Sunday, August 1, 2010

Saymoukda Vongsay receives Alfred C. Carey Award

On August 1st, Saymoukda Vongsay became the first writer to receive the Alfred C. Carey Prize in Spoken Word Poetry.

The award was established to honor Alfred Charles Carey, the grandfather of writer and community activist Brandon Lacy Campos. "Grandpa Carey was a tremendous human being," Lacy Campos remarked. "He was a working class mixed race man of Irish and Ojibwe descent. His mother, Suzanna, was born on La Courte Oreilles Reservation in Wisconsin, and my grandfather worked his whole life as a roofer. He was a scion of one of the original families of Duluth, MN, and he was the gentlest soul I have ever met. I love and honor my grandfather. He was, in many respects, the ideal male figure in my life, and I miss him dearly."

When the award was originally announced, Brandon Lacy Campos noted "Alfred C. Carey was a hard working man from Northern Minnesota. He worked in construction, specifically roofing, while raising a family of 8, including three children not biologically his own. He represented a series of beautiful and sometimes hard contradictions in race, class, and history.

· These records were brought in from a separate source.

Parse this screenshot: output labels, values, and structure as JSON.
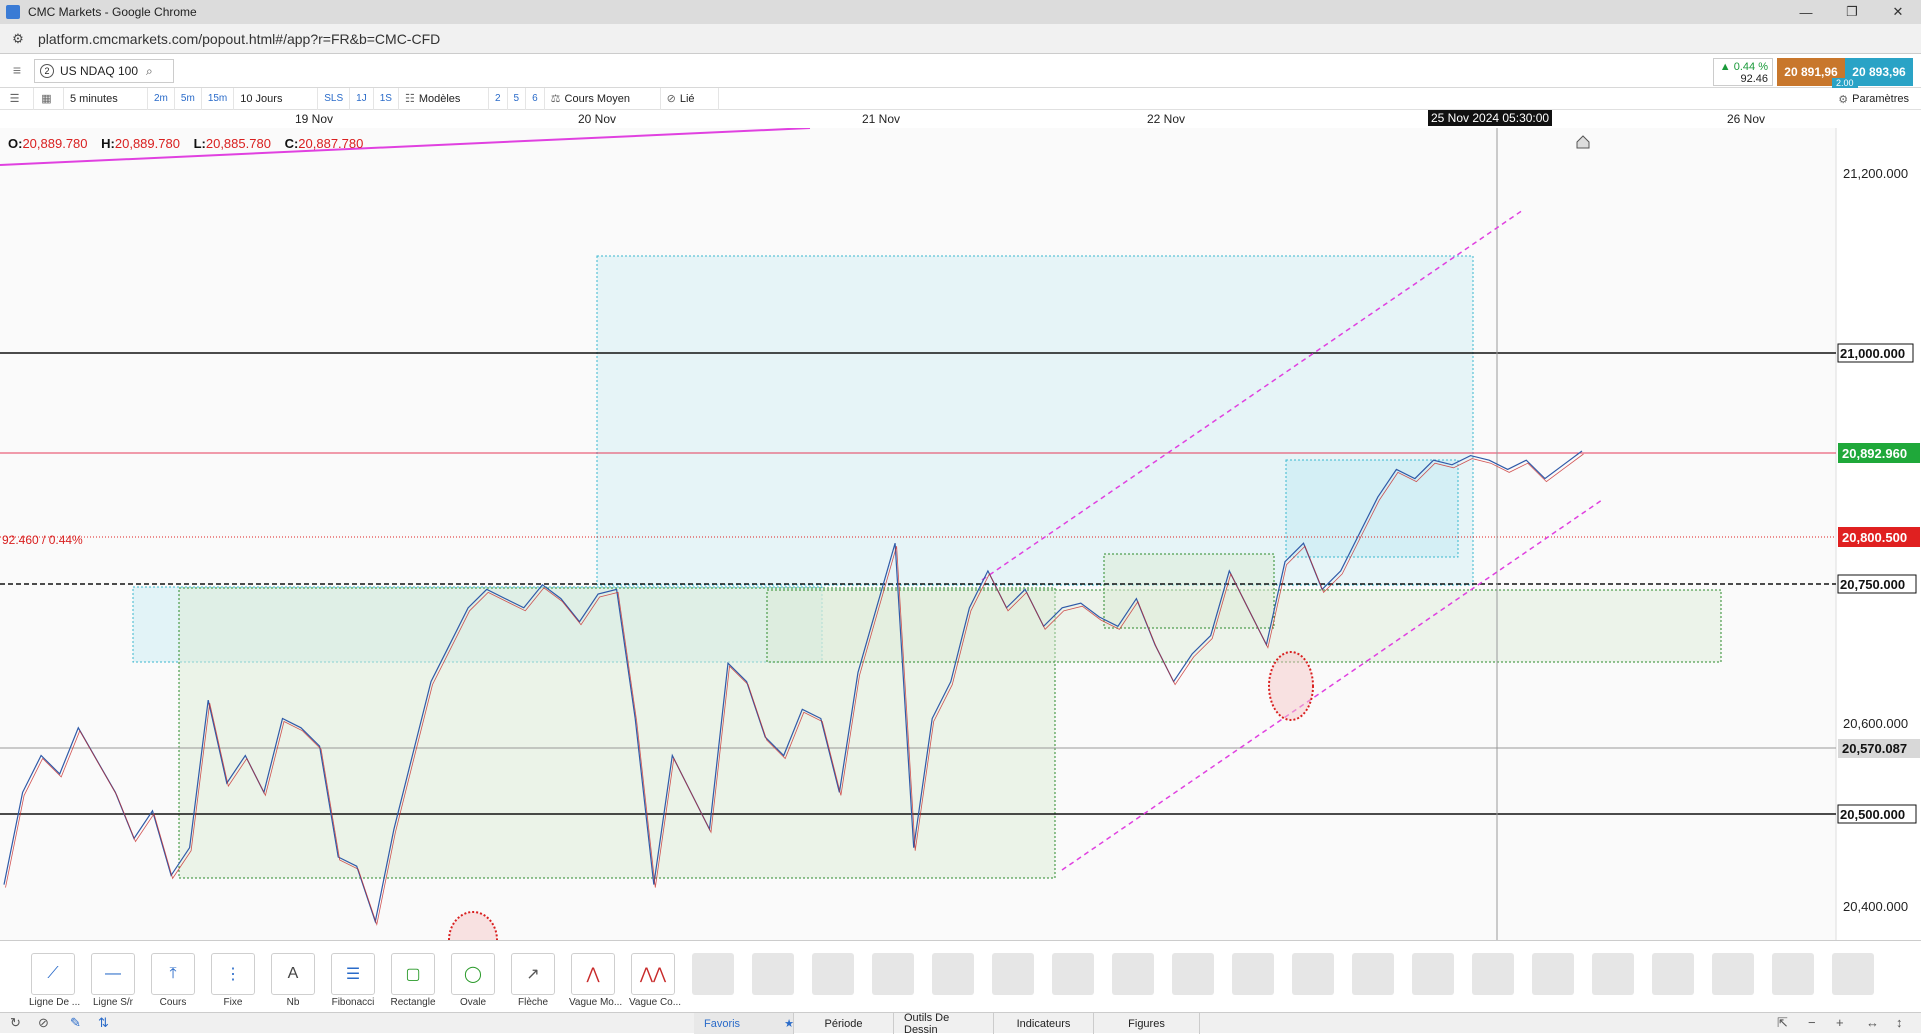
{
  "window": {
    "title": "CMC Markets - Google Chrome",
    "controls": [
      "—",
      "❐",
      "✕"
    ]
  },
  "browser": {
    "url": "platform.cmcmarkets.com/popout.html#/app?r=FR&b=CMC-CFD"
  },
  "header": {
    "instrument_number": "2",
    "instrument": "US NDAQ 100",
    "change_pct": "▲ 0.44 %",
    "change_pts": "92.46",
    "sell_price": "20 891,96",
    "buy_price": "20 893,96",
    "spread": "2.00"
  },
  "toolbar": {
    "interval": "5 minutes",
    "quick_intervals": [
      "2m",
      "5m",
      "15m"
    ],
    "range": "10 Jours",
    "quick_ranges": [
      "SLS",
      "1J",
      "1S"
    ],
    "templates": "Modèles",
    "counts": [
      "2",
      "5",
      "6"
    ],
    "price_type": "Cours Moyen",
    "linked": "Lié",
    "settings": "Paramètres"
  },
  "dates": [
    "19 Nov",
    "20 Nov",
    "21 Nov",
    "22 Nov",
    "26 Nov"
  ],
  "crosshair_date": "25 Nov 2024 05:30:00",
  "ohlc": {
    "o_label": "O:",
    "o": "20,889.780",
    "h_label": "H:",
    "h": "20,889.780",
    "l_label": "L:",
    "l": "20,885.780",
    "c_label": "C:",
    "c": "20,887.780"
  },
  "pct_label": "92.460 / 0.44%",
  "colors": {
    "price_line": "#e53a5a",
    "green_label": "#1fa83a",
    "red_label": "#e02020",
    "channel": "#e040e0",
    "zone_blue": "#bfe9f2",
    "zone_green": "#dcebd6"
  },
  "chart_data": {
    "type": "line",
    "instrument": "US NDAQ 100",
    "interval": "5 minutes",
    "x_ticks": [
      "19 Nov",
      "20 Nov",
      "21 Nov",
      "22 Nov",
      "26 Nov"
    ],
    "y_ticks": [
      "21,200.000",
      "20,600.000",
      "20,400.000"
    ],
    "ylim": [
      20360,
      21240
    ],
    "price_levels": [
      {
        "label": "21,000.000",
        "value": 21000,
        "style": "black"
      },
      {
        "label": "20,892.960",
        "value": 20892.96,
        "style": "green"
      },
      {
        "label": "20,800.500",
        "value": 20800.5,
        "style": "red"
      },
      {
        "label": "20,750.000",
        "value": 20750,
        "style": "black"
      },
      {
        "label": "20,570.087",
        "value": 20570.087,
        "style": "gray"
      },
      {
        "label": "20,500.000",
        "value": 20500,
        "style": "black"
      }
    ],
    "series": [
      {
        "values": [
          20420,
          20520,
          20560,
          20540,
          20590,
          20555,
          20520,
          20470,
          20500,
          20430,
          20460,
          20620,
          20530,
          20560,
          20520,
          20600,
          20590,
          20570,
          20450,
          20440,
          20380,
          20480,
          20560,
          20640,
          20680,
          20720,
          20740,
          20730,
          20720,
          20745,
          20730,
          20705,
          20735,
          20740,
          20600,
          20420,
          20560,
          20520,
          20480,
          20660,
          20640,
          20580,
          20560,
          20610,
          20600,
          20520,
          20650,
          20720,
          20790,
          20460,
          20600,
          20640,
          20720,
          20760,
          20720,
          20740,
          20700,
          20720,
          20725,
          20710,
          20700,
          20730,
          20680,
          20640,
          20670,
          20690,
          20760,
          20720,
          20680,
          20770,
          20790,
          20740,
          20760,
          20800,
          20840,
          20870,
          20860,
          20880,
          20875,
          20885,
          20880,
          20870,
          20880,
          20860,
          20875,
          20890
        ]
      }
    ]
  },
  "drawing_tools": [
    "Ligne De ...",
    "Ligne S/r",
    "Cours",
    "Fixe",
    "Nb",
    "Fibonacci",
    "Rectangle",
    "Ovale",
    "Flèche",
    "Vague Mo...",
    "Vague Co..."
  ],
  "tabs": [
    "Favoris",
    "Période",
    "Outils De Dessin",
    "Indicateurs",
    "Figures"
  ]
}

He also, without a vocabulary around race and sexuality, accepted all of his children and grandchildren for who they were without judgment."

The first Alfred C. Carey Prize in Spoken Word Poetry was awarded to Saymoukda Duangphouxay Vongsay for her poem When Everything Was Everything. Vongsay will receive $150 with the award.

A Minnesota-based Lao American writer, essayist, playwright and spoken word poet, Vongsay has performed across the United States and in Italy and Japan. She is currently studying for her master’s degree in public policy.

Vongsay is also co-founder of The Unit Collective, and a member of Imperial DJ Science Crew. She is the author of “No Regrets”, a collection of poetry and haikus published by Baby Rabbit Publishing. Her work has been published by Altra Magazine, the Journal of Southeast Asian American Education and Advancement and Bakka Literary Journal.

Vongsay is chair of the first Lao American Writers Summit in Minnesota this August in Minneapolis. She has worked actively to support the work of Lao women writers and artists across the country to celebrate heritage, diversity and community development.